Even with the new powers, weapons and modified setting, this is still a Saints Row game at heart, so there are plenty of quests, collectibles and random happenings to attend to throughout the city. TG only got to play around with two side quests during its demo — a beat-the-clock race on foot and an arcade-style game — and both were generic. Same goes for the pile of collectibles and randomly generated smaller missions, the likes of which will please obsessives but are often used to artificially pad a game’s length.
Considering one of Saints Row: The Third’s biggest problems was its lack of mission variety, one would hope that Volition is taking strides to make its quests more worthwhile. The new abilities are great fun, but they can only go so far on their own. With such a small sample size, though, TG will reserve judgment until it plays the finished product.

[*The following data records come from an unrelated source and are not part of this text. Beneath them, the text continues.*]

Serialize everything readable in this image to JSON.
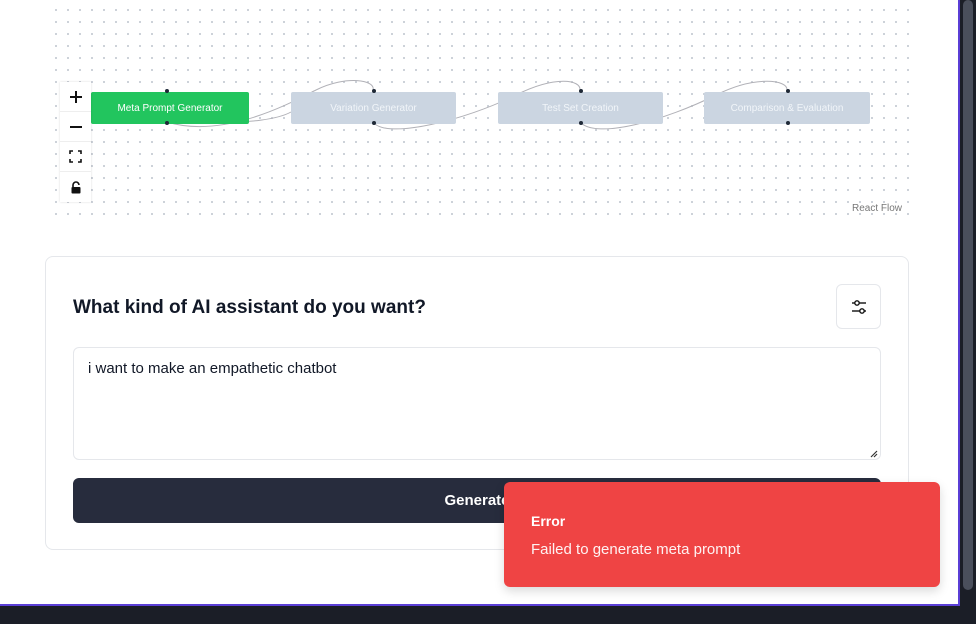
{
  "flow": {
    "nodes": [
      {
        "label": "Meta Prompt Generator",
        "state": "active"
      },
      {
        "label": "Variation Generator",
        "state": "inactive"
      },
      {
        "label": "Test Set Creation",
        "state": "inactive"
      },
      {
        "label": "Comparison & Evaluation",
        "state": "inactive"
      }
    ],
    "controls": {
      "zoom_in_icon": "plus-icon",
      "zoom_out_icon": "minus-icon",
      "fit_view_icon": "fit-view-icon",
      "lock_icon": "lock-icon"
    },
    "attribution": "React Flow",
    "active_color": "#22c55e",
    "inactive_color": "#cbd5e1"
  },
  "card": {
    "title": "What kind of AI assistant do you want?",
    "settings_icon": "sliders-icon",
    "prompt_value": "i want to make an empathetic chatbot",
    "generate_label": "Generate"
  },
  "toast": {
    "title": "Error",
    "description": "Failed to generate meta prompt",
    "color": "#ef4444"
  }
}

Saints Row IV seems like it’ll be a parody of typical video game power fantasies, while still being one of the more extreme video game power fantasies in recent memory. At no point during TG‘s time with the game did Saints Row IV take itself seriously, and in an era where many titles overcompensate in their attempts to be an Important Game, that’s more than welcome.
Volition isn’t straying completely away from what’s worked for them in the past, but it is adding some notable changes on top of its open-world formula. In general, the series appears to have fully embraced its ridiculousness; its tone is now in sync with its mechanics after the addition of superpowers and some of the silliest virtual weapons out there. Players can literally go over-the-top now.
There are still plenty of unknowns here – Volition is keeping mum on most of the game’s narrative, for instance – but for now, Saints Row IV feels like a natural progression from Saints Row: The Third. It has the potential to win over new fans, but whether or not it does will have to wait until August 20, when the game launches for Xbox 360, PlayStation 3 and PC.